Vier Schicksale in einem Spiel
Doch das waren noch lange nicht alle möglichen Ausgänge des Levels. Ihr hättet den Mörder mit einer Waffe zum Beispiel auch zur Strecke bringen oder von selbigem getötet werden können. In diesem Fall, würden die Zeitungen am nächsten Tag von der vermissten Journalistin berichten. Der Verlauf der Geschichte ist so miteinander verwoben, dass jede Entscheidung einen weitreichenden Einfluss auf die noch folgende Geschichte hat. Voraussichtlich werden insgesamt 60 Abschnitte im endgültigen Spiel enthalten sein. Neben Madison, die Lyland White für eine gute Story jagt, schlüpft ihr in
Heavy Rain auch in die Rollen des Ex-Privatdetektivs Scott Shelby, dem FBI-Profiler Norman Jayden und dem Architekten Ethan Mars. Jede der Figuren hat ihre eigenen Beweggründe, welche im Verlauf des Spiels näher beleuchtet werden. Im Gegensatz zu herkömmlichen Videospiel-Storylines wurde sehr viel Wert darauf gelegt, den Charakteren Tiefe zu verleihen – was
Heavy Rain eher wie einen interaktiven Film wirken lässt.

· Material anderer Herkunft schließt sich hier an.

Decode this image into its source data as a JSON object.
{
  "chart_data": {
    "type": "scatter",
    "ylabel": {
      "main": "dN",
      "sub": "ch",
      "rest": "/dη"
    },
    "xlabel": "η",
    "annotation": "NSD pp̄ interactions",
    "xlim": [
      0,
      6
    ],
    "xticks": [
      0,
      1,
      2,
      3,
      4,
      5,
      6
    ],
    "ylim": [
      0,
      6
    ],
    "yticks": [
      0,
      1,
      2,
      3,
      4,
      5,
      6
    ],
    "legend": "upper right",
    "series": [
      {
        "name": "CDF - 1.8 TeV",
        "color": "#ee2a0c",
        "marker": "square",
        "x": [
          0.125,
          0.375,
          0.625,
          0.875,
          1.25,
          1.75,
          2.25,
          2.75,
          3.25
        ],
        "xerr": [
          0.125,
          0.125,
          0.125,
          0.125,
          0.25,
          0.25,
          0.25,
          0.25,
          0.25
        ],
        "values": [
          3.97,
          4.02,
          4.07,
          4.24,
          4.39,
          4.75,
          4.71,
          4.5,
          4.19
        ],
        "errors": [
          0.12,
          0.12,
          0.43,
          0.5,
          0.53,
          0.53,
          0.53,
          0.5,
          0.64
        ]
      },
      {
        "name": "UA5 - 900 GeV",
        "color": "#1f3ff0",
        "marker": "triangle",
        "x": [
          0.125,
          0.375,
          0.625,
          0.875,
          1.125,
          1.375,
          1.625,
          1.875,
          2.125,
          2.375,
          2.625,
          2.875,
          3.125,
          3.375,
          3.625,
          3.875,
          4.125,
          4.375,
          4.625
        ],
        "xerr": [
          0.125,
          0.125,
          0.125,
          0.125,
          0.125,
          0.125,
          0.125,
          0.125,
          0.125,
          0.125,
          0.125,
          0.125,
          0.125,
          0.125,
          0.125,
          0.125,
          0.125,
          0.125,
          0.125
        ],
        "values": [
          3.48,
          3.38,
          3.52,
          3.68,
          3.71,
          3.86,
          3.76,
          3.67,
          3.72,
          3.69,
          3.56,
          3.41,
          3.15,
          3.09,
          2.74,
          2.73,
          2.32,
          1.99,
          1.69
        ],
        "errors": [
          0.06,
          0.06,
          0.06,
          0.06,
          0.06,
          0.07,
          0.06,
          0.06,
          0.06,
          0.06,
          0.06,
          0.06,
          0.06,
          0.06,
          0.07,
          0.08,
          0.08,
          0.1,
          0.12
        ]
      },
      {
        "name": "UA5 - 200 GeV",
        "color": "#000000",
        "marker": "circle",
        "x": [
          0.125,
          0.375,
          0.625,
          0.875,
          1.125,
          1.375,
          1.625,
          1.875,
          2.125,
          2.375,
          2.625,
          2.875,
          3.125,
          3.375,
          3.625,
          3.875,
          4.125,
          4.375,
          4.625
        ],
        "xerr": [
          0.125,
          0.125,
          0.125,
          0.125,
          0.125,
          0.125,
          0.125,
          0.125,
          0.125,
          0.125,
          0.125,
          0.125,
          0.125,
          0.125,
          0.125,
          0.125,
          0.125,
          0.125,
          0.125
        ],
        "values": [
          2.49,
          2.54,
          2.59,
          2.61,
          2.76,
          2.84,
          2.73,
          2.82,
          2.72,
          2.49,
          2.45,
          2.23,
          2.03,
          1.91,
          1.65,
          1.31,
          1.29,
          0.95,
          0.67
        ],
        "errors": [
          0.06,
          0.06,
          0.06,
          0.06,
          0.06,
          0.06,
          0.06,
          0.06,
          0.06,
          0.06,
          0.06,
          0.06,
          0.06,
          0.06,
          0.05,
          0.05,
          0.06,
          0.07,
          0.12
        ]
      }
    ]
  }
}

Im Gegensatz zu manch anderem Adventure könnt ihr in
Heavy Rain zudem auch sterben. Dabei heißt es jedoch nicht „Game Over“. Lediglich der Handlungsstrang des toten Charakters kann nicht mehr fortgesetzt werden. Sterben alle vier Protagonisten, bekommt ihr eine passende Endsequenz zu sehen.
Die freie Steuerung
Die längste Zeit im Entwicklungsprozess von
Heavy Rain hat Quantic Dream in die Steuerung und die Position sowie Navigation der Kamera investier. Das Team hat sich schlussendlich für eine bedingt feste Kamerasteuerung entschieden. Bedingt deswegen, weil diese je nach Situation kurzerhand eine andere Position einnehmen kann, um die spannungsgeladene Atmosphäre zu steigern.
Mit Hilfe der R2-Taste bewegt ihr den Charakter in die Richtung, in die ihr gerade schaut. Je nachdem, wie lang und tief ihr den Button drückt, bewegt dieser sich im Rennen oder Gehen fort. Weitere Aktionen führt ihr über kontext-sensitive Situationen und Quicktime-Events aus. Letztere kommen vor allem bei Verfolgungsjagden und im Nahkampf zum Einsatz. In Gesprächen könnt ihr über die L1-Taste unterschiedliche Themen ansprechen. Auch die SixAxis-Funktion des PlayStation 3-Controllers kommt in
Heavy Rain zum Einsatz, so müsst ihr beispielsweise das Pad schütteln, um Tonnen aus dem Weg zu räumen.
Unglaubliche Detailverliebtheit
Was
Heavy Rain außerdem ausmacht, sind die unglaublich detaillierten Charaktermodelle. Man erkennt die derzeitige Gefühlslage schon nach einem kurzen Blick in deren Gesicht. Um diese Merkmale so realistisch und echt wie möglich aussehen zu lassen, hat der Entwickler regen Gebrauch von der Motion Capturing-Technik gemacht. Einzig die Umgebung sieht mitunter noch etwas unbelebt aus, aber aufgrund des düsteren Settings des Spiels passt auch dieser Umstand.